Controlled Precipitation of Sparingly Soluble Phosphate Salts Using Enzymes. II. Precipitation of Struvite

Abstract

A novel methodology for the synthesis of magnesium ammonium phosphate (MgNH4PO4·6H2O, MAP or struvite) through precipitation from supersaturated solutions was developed. The development of supersaturation with respect to struvite was catalyzed by the enzymatic decomposition of sodium polyphosphate salts. Solutions containing magnesium and ammonium ions and either sodium tripolyphosphate (Na5P3O10, STP) with alkaline phosphatase or sodium trimetaphosphate (Na3P3O9, STMP) with acid phosphatase were used for the synthesis of MAP. The experiments were done at 25 °C, and the pH was adjusted at 9.80 for the alkaline and at pH 7.50 for the acid phosphatase containing solutions, respectively. The precipitated struvite crystals exhibited a rather irregular morphology. In all cases and as a result of the enzymic activity, the inorganic orthophosphate concentration in solution increased with time reaching the threshold for the spontaneous precipitation of struvite. The supersaturation at the onset of the precipitation process was significantly higher in comparison to the respective values in solutions made by mixing the components of the precipitating solid (magnesium, ammonium, and orthophosphate solutions). Moreover, the rates of precipitation in the latter solutions were significantly higher.
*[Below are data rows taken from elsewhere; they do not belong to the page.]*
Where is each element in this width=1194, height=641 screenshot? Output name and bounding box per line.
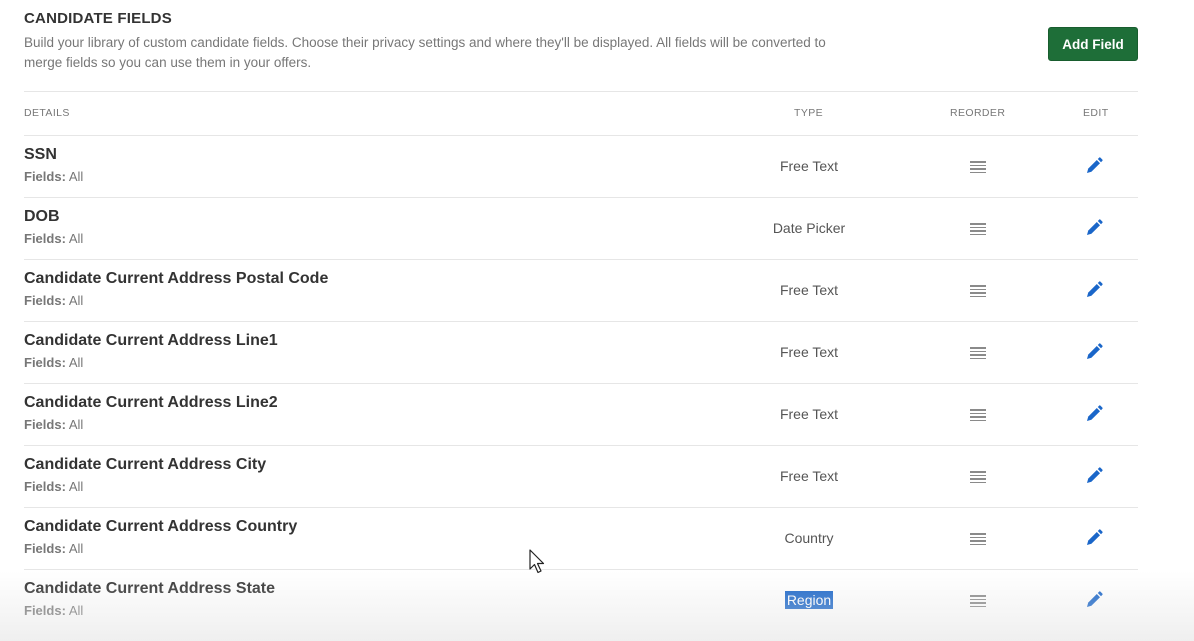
field-type: Free Text (744, 468, 874, 484)
pencil-icon[interactable] (1084, 590, 1104, 610)
field-visibility: Fields: All (24, 355, 83, 370)
field-name: Candidate Current Address Postal Code (24, 270, 329, 287)
fields-value: All (68, 417, 84, 432)
field-type-text: Free Text (779, 406, 839, 422)
field-name: Candidate Current Address State (24, 580, 276, 597)
page-header: CANDIDATE FIELDS Build your library of c… (24, 10, 1138, 73)
column-header-reorder: REORDER (950, 107, 1006, 119)
table-header: DETAILS TYPE REORDER EDIT (24, 91, 1138, 136)
field-name: Candidate Current Address City (24, 456, 267, 473)
fields-value: All (68, 293, 84, 308)
fields-value: All (68, 603, 84, 618)
drag-handle-icon[interactable] (970, 347, 986, 359)
table-row: Candidate Current Address Postal Code Fie… (24, 260, 1138, 322)
field-visibility: Fields: All (24, 417, 83, 432)
fields-label: Fields: (24, 417, 66, 432)
field-type-text: Free Text (779, 468, 839, 484)
field-type-text: Region (784, 591, 834, 609)
drag-handle-icon[interactable] (970, 533, 986, 545)
mouse-cursor-icon (529, 549, 545, 574)
drag-handle-icon[interactable] (970, 223, 986, 235)
fields-value: All (68, 541, 84, 556)
fields-label: Fields: (24, 603, 66, 618)
pencil-icon[interactable] (1084, 280, 1104, 300)
fields-value: All (68, 479, 84, 494)
pencil-icon[interactable] (1084, 156, 1104, 176)
pencil-icon[interactable] (1084, 342, 1104, 362)
pencil-icon[interactable] (1084, 404, 1104, 424)
drag-handle-icon[interactable] (970, 285, 986, 297)
drag-handle-icon[interactable] (970, 595, 986, 607)
fields-value: All (68, 231, 84, 246)
column-header-edit: EDIT (1083, 107, 1109, 119)
table-row: Candidate Current Address Country Fields:… (24, 508, 1138, 570)
field-type: Free Text (744, 344, 874, 360)
field-visibility: Fields: All (24, 169, 83, 184)
field-name: Candidate Current Address Line1 (24, 332, 278, 349)
fields-label: Fields: (24, 231, 66, 246)
page-title: CANDIDATE FIELDS (24, 10, 172, 27)
pencil-icon[interactable] (1084, 218, 1104, 238)
field-visibility: Fields: All (24, 293, 83, 308)
field-type-text: Date Picker (772, 220, 846, 236)
add-field-button[interactable]: Add Field (1048, 27, 1138, 61)
field-type: Free Text (744, 158, 874, 174)
field-type-text: Free Text (779, 282, 839, 298)
drag-handle-icon[interactable] (970, 161, 986, 173)
fields-label: Fields: (24, 293, 66, 308)
candidate-fields-table: DETAILS TYPE REORDER EDIT SSN Fields: All… (24, 91, 1138, 631)
fields-label: Fields: (24, 169, 66, 184)
drag-handle-icon[interactable] (970, 409, 986, 421)
table-row: SSN Fields: All Free Text (24, 136, 1138, 198)
field-name: SSN (24, 146, 57, 163)
table-row: Candidate Current Address State Fields: A… (24, 570, 1138, 631)
field-name: Candidate Current Address Country (24, 518, 298, 535)
field-visibility: Fields: All (24, 541, 83, 556)
field-type-text: Country (784, 530, 834, 546)
pencil-icon[interactable] (1084, 528, 1104, 548)
field-visibility: Fields: All (24, 603, 83, 618)
column-header-type: TYPE (794, 107, 824, 119)
fields-value: All (68, 355, 84, 370)
field-name: Candidate Current Address Line2 (24, 394, 278, 411)
table-row: Candidate Current Address City Fields: Al… (24, 446, 1138, 508)
field-visibility: Fields: All (24, 479, 83, 494)
field-type: Region (744, 591, 874, 609)
table-body: SSN Fields: All Free Text DOB Fields: All Dat… (24, 136, 1138, 631)
field-type: Free Text (744, 406, 874, 422)
field-type-text: Free Text (779, 158, 839, 174)
field-type-text: Free Text (779, 344, 839, 360)
fields-label: Fields: (24, 479, 66, 494)
field-type: Free Text (744, 282, 874, 298)
field-type: Date Picker (744, 220, 874, 236)
table-row: Candidate Current Address Line1 Fields: A… (24, 322, 1138, 384)
page-description: Build your library of custom candidate f… (24, 35, 826, 70)
fields-label: Fields: (24, 541, 66, 556)
column-header-details: DETAILS (24, 107, 70, 119)
drag-handle-icon[interactable] (970, 471, 986, 483)
pencil-icon[interactable] (1084, 466, 1104, 486)
field-visibility: Fields: All (24, 231, 83, 246)
fields-value: All (68, 169, 84, 184)
table-row: Candidate Current Address Line2 Fields: A… (24, 384, 1138, 446)
fields-label: Fields: (24, 355, 66, 370)
field-type: Country (744, 530, 874, 546)
table-row: DOB Fields: All Date Picker (24, 198, 1138, 260)
field-name: DOB (24, 208, 60, 225)
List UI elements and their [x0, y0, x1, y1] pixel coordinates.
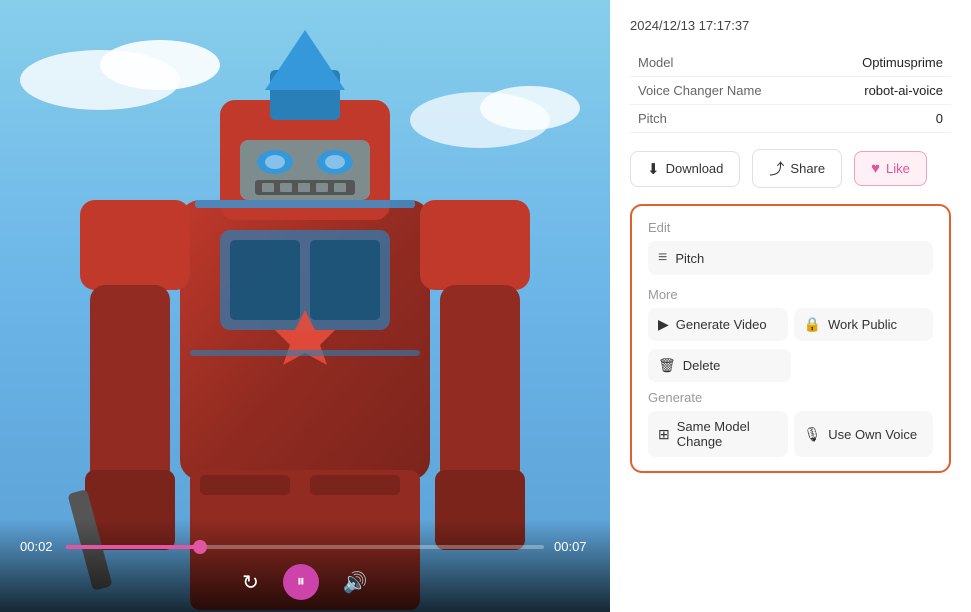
more-grid: ▶ Generate Video 🔒 Work Public [648, 308, 933, 341]
trash-icon: 🗑 [658, 357, 676, 374]
edit-section: Edit ≡ Pitch More ▶ Generate Video 🔒 Wor… [630, 204, 951, 473]
total-time: 00:07 [554, 539, 590, 554]
download-label: Download [666, 161, 724, 176]
pitch-label: Pitch [630, 105, 770, 133]
pitch-lines-icon: ≡ [658, 249, 667, 267]
info-panel: 2024/12/13 17:17:37 Model Optimusprime V… [610, 0, 971, 612]
delete-item[interactable]: 🗑 Delete [648, 349, 791, 382]
more-label: More [648, 287, 933, 302]
voice-changer-row: Voice Changer Name robot-ai-voice [630, 77, 951, 105]
play-pause-button[interactable]: ⏸ [283, 564, 319, 600]
model-change-icon: ⊞ [658, 426, 670, 443]
info-table: Model Optimusprime Voice Changer Name ro… [630, 49, 951, 133]
volume-button[interactable]: 🔊 [339, 566, 372, 599]
media-controls: 00:02 00:07 ↻ ⏸ 🔊 [0, 519, 610, 612]
model-label: Model [630, 49, 770, 77]
work-public-item[interactable]: 🔒 Work Public [794, 308, 934, 341]
use-own-voice-item[interactable]: 🎙 Use Own Voice [794, 411, 934, 457]
like-button[interactable]: ♥ Like [854, 151, 927, 186]
generate-video-label: Generate Video [676, 317, 767, 332]
voice-changer-value: robot-ai-voice [770, 77, 951, 105]
same-model-item[interactable]: ⊞ Same Model Change [648, 411, 788, 457]
pause-icon: ⏸ [297, 573, 305, 591]
edit-label: Edit [648, 220, 933, 235]
same-model-label: Same Model Change [677, 419, 778, 449]
pitch-value: 0 [770, 105, 951, 133]
model-row: Model Optimusprime [630, 49, 951, 77]
playback-controls: ↻ ⏸ 🔊 [20, 564, 590, 600]
download-icon: ⬇ [647, 160, 660, 178]
delete-label: Delete [683, 358, 721, 373]
progress-fill [66, 545, 200, 549]
generate-grid: ⊞ Same Model Change 🎙 Use Own Voice [648, 411, 933, 457]
pitch-row: Pitch 0 [630, 105, 951, 133]
lock-icon: 🔒 [804, 316, 821, 333]
share-label: Share [790, 161, 825, 176]
progress-track[interactable] [66, 545, 544, 549]
action-row: ⬇ Download ⤴ Share ♥ Like [630, 145, 951, 192]
download-button[interactable]: ⬇ Download [630, 151, 740, 187]
video-icon: ▶ [658, 316, 669, 333]
share-icon: ⤴ [769, 158, 784, 179]
progress-bar-area: 00:02 00:07 [20, 539, 590, 554]
pitch-item-label: Pitch [675, 251, 704, 266]
volume-icon: 🔊 [343, 570, 368, 595]
like-label: Like [886, 161, 910, 176]
progress-thumb[interactable] [193, 540, 207, 554]
voice-changer-label: Voice Changer Name [630, 77, 770, 105]
repeat-icon: ↻ [242, 570, 259, 595]
timestamp: 2024/12/13 17:17:37 [630, 18, 951, 33]
share-button[interactable]: ⤴ Share [752, 149, 842, 188]
work-public-label: Work Public [828, 317, 897, 332]
pitch-item[interactable]: ≡ Pitch [648, 241, 933, 275]
generate-video-item[interactable]: ▶ Generate Video [648, 308, 788, 341]
generate-label: Generate [648, 390, 933, 405]
use-own-voice-label: Use Own Voice [828, 427, 917, 442]
model-value: Optimusprime [770, 49, 951, 77]
mic-icon: 🎙 [804, 426, 822, 443]
video-panel: 00:02 00:07 ↻ ⏸ 🔊 [0, 0, 610, 612]
repeat-button[interactable]: ↻ [238, 566, 263, 599]
current-time: 00:02 [20, 539, 56, 554]
heart-icon: ♥ [871, 160, 880, 177]
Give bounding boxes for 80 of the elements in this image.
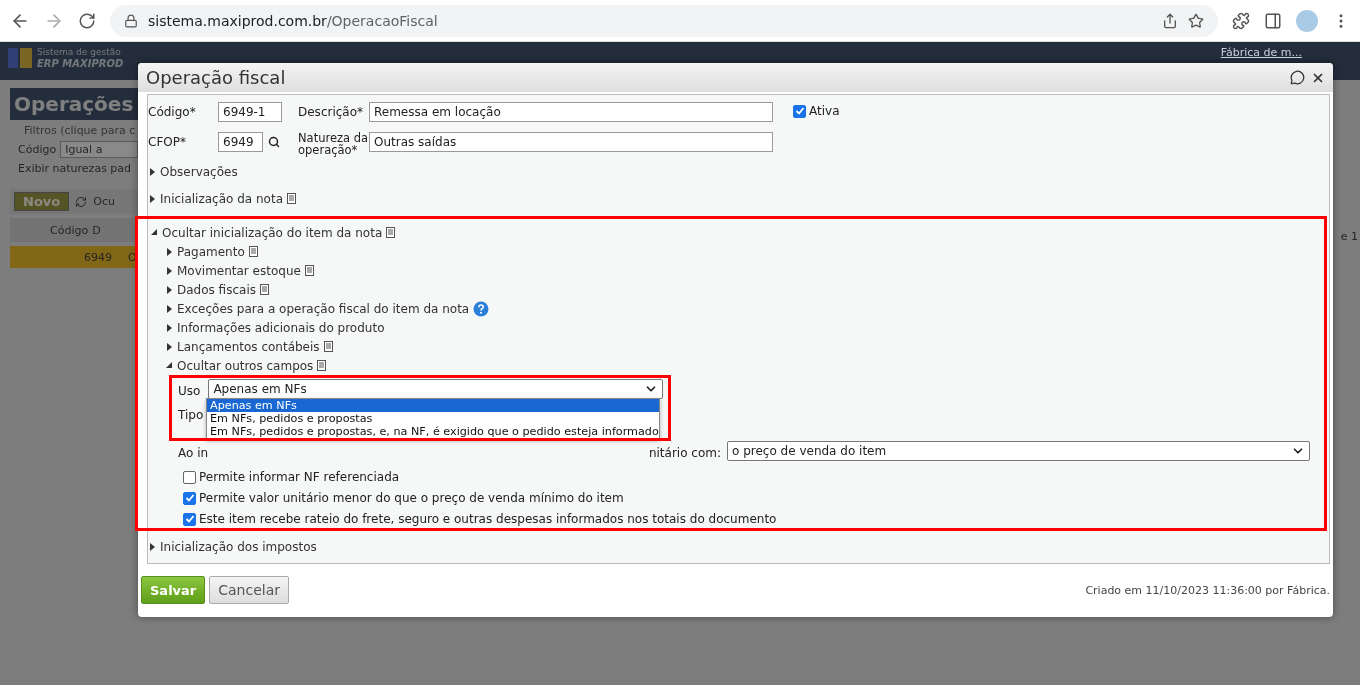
triangle-right-icon: [149, 194, 156, 203]
checkbox[interactable]: [793, 104, 806, 118]
cancel-button[interactable]: Cancelar: [209, 576, 289, 604]
note-icon[interactable]: [248, 246, 258, 257]
section-toggle[interactable]: Ocultar inicialização do item da nota: [151, 223, 1324, 242]
logo-text: Sistema de gestão: [37, 47, 122, 58]
field-label: Código*: [148, 104, 197, 119]
triangle-right-icon: [166, 266, 173, 275]
field-label: Ao in: [178, 444, 209, 460]
section-toggle[interactable]: Lançamentos contábeis: [166, 337, 1324, 356]
page-title: Operações: [10, 88, 138, 120]
code-field[interactable]: 6949-1: [218, 102, 282, 122]
cfop-field[interactable]: 6949: [218, 132, 263, 152]
star-icon[interactable]: [1188, 12, 1204, 29]
section-toggle[interactable]: Dados fiscais: [166, 280, 1324, 299]
user-link[interactable]: Fábrica de m...: [1220, 46, 1302, 59]
checkbox-label: Este item recebe rateio do frete, seguro e outras despesas informados nos totais do documento: [199, 512, 777, 526]
logo-text: ERP MAXIPROD: [37, 58, 124, 69]
filters-legend: Filtros (clique para c: [10, 124, 138, 137]
dropdown-option[interactable]: Em NFs, pedidos e propostas: [207, 412, 659, 425]
pager-text: e 1: [1340, 230, 1358, 243]
toolbar-text: Ocu: [93, 195, 115, 208]
table-cell: 6949: [84, 250, 112, 264]
checkbox-label: Ativa: [809, 104, 840, 118]
triangle-right-icon: [166, 323, 173, 332]
field-label: nitário com:: [648, 444, 721, 460]
field-label: Descrição*: [298, 104, 365, 119]
section-toggle[interactable]: Exceções para a operação fiscal do item da nota: [166, 299, 1324, 318]
note-icon[interactable]: [287, 193, 296, 204]
note-icon[interactable]: [304, 265, 314, 276]
field-label: Uso: [178, 382, 201, 398]
triangle-right-icon: [166, 285, 173, 294]
triangle-right-icon: [149, 542, 156, 551]
section-toggle[interactable]: Observações: [149, 162, 1329, 181]
section-toggle[interactable]: Movimentar estoque: [166, 261, 1324, 280]
triangle-right-icon: [149, 167, 156, 176]
usage-select[interactable]: Apenas em NFs: [208, 379, 664, 399]
lock-icon: [124, 13, 138, 28]
triangle-right-icon: [166, 304, 173, 313]
checkbox[interactable]: [183, 512, 196, 526]
nature-field[interactable]: Outras saídas: [369, 132, 773, 152]
field-label: Tipo: [178, 406, 204, 422]
help-icon[interactable]: [473, 300, 490, 317]
field-label: Natureza da operação*: [298, 132, 369, 156]
triangle-down-icon: [166, 361, 173, 370]
note-icon[interactable]: [386, 227, 396, 238]
price-select[interactable]: o preço de venda do item: [727, 441, 1310, 461]
dropdown-option[interactable]: Em NFs, pedidos e propostas, e, na NF, é exigido que o pedido esteja informado: [207, 425, 659, 438]
created-info: Criado em 11/10/2023 11:36:00 por Fábrica.: [1085, 583, 1330, 597]
search-icon[interactable]: [268, 136, 280, 148]
filter-select[interactable]: Igual a: [60, 141, 138, 158]
refresh-icon[interactable]: [75, 195, 88, 208]
triangle-down-icon: [151, 228, 158, 237]
section-toggle[interactable]: Ocultar outros campos: [166, 356, 1324, 375]
checkbox[interactable]: [183, 470, 196, 484]
field-label: CFOP*: [148, 134, 187, 149]
description-field[interactable]: Remessa em locação: [369, 102, 773, 122]
checkbox-label: Permite informar NF referenciada: [199, 470, 400, 484]
section-toggle[interactable]: Inicialização da nota: [149, 189, 1329, 208]
note-icon[interactable]: [259, 284, 269, 295]
side-panel-icon[interactable]: [1264, 11, 1282, 30]
checkbox[interactable]: [183, 491, 196, 505]
triangle-right-icon: [166, 342, 173, 351]
note-icon[interactable]: [317, 360, 327, 371]
speech-bubble-icon[interactable]: [1290, 70, 1305, 85]
section-toggle[interactable]: Inicialização dos impostos: [149, 537, 1329, 556]
checkbox-label: Permite valor unitário menor do que o preço de venda mínimo do item: [199, 491, 624, 505]
section-toggle[interactable]: Pagamento: [166, 242, 1324, 261]
share-icon[interactable]: [1162, 12, 1178, 29]
dropdown-option[interactable]: Apenas em NFs: [207, 399, 659, 412]
dialog-title: Operação fiscal: [146, 67, 286, 88]
filter-label: Exibir naturezas pad: [18, 162, 132, 175]
logo-icon: [8, 46, 32, 70]
reload-icon[interactable]: [78, 11, 96, 30]
triangle-right-icon: [166, 247, 173, 256]
address-bar[interactable]: sistema.maxiprod.com.br/OperacaoFiscal: [110, 4, 1218, 37]
filter-label: Código: [18, 143, 57, 156]
extensions-icon[interactable]: [1232, 11, 1250, 30]
section-toggle[interactable]: Informações adicionais do produto: [166, 318, 1324, 337]
note-icon[interactable]: [323, 341, 333, 352]
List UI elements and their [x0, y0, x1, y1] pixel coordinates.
Past the supersaturation threshold, struvite crystals formed at rates increasing with the solution supersaturation. The presence of suspended particles affected both nucleation and crystal growth of struvite significantly in the presence of the enzymes tested. More specifically, in the presence of silicate sand the formation of struvite was promoted, yielding higher rates of precipitation. At the same solution conditions, the presence of suspended soil particles resulted in lower rates of precipitation. In both cases, the formation of struvite in the presence of suspended particles formed bridges between neighboring particles. The proposed process is promising for applications in the consolidation of sand containing soils.